Man lands mini helicopter on US Capitol grounds | USA News | Al Jazeera

Man lands mini helicopter on US Capitol grounds

Florida postal carrier named Doug Hughes takes responsibility for stunt, saying he was "just delivering the mail".

    Capitol Police didn't immediately identify the pilot or comment on his motive [AP]
    Capitol Police didn't immediately identify the pilot or comment on his motive [AP]

    A man flying a mini helicopter illegally has landed his aircraft on the west lawn of the US Capitol, which houses Congress, triggering street closures around the building and prompting a police investigation.

    "The US Capitol Police Hazardous Devices Section [bomb squad] is continuing to investigate the gyro copter," said Lieutenant Kimberly Schneider, a public information officer, on Wednesday.

    Capitol Police did not immediately identify the pilot or comment on his motive, but a Florida postal carrier named Doug Hughes took responsibilty for the stunt on a website where he said he was delivering letters to all 535 members of Congress in order to draw attention to campaign finance corruption.

    "As I have informed the authorities, I have no violent inclinations or intent," Hughes wrote on his website,

    "An ultralight aircraft poses no major physical threat - it may present a political threat to graft. I hope so. There's no need to worry - I'm just delivering the mail."

    Michael McCaul, the House Homeland Security panel chairman, said the pilot landed on his own. He added that if he had landed the mini helicopter closer to the Capitol, authorities were prepared to shoot him down.

    "Had it gotten any closer to the speaker's balcony they have long guns to take it down, but it didn't. It landed right in front," McCaul said.

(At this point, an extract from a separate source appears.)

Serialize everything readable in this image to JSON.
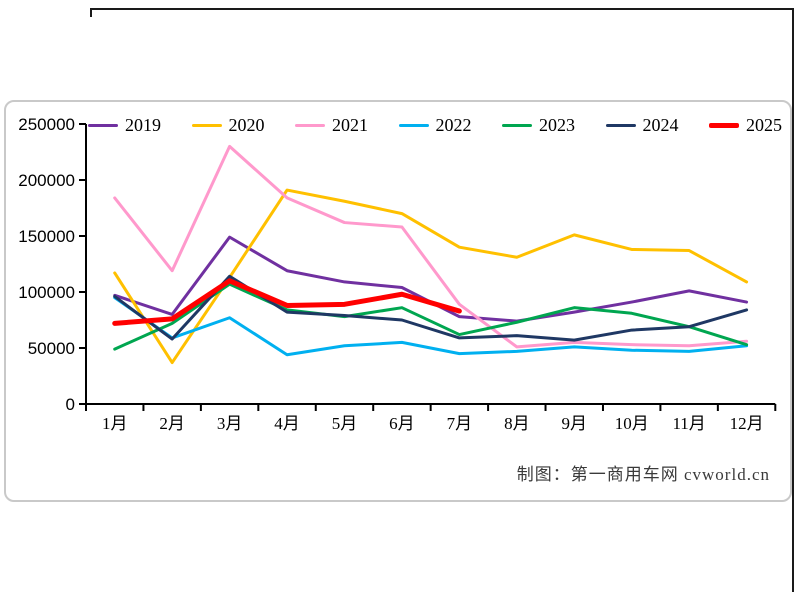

    Witnesses said the craft approached the Capitol from the west, flying low over the National Mall and the Capitol reflecting pool across the street from the building. It barely cleared a row of trees and a statue of General Ulysses Grant.

    John Jewell, 72, a tourist, said the craft landed hard and bounced. An officer was already there with a gun drawn. "He didn't get out until police officers told him to get out. He had his hands up'" and was quickly led away by the police, Jewell said. "They snatched him pretty fast."

    Downtown Washington is blanketed by restrictions on air traffic that generally prohibit aircraft from flying over the White House, the Capitol, the national Mall and key buildings without special permission.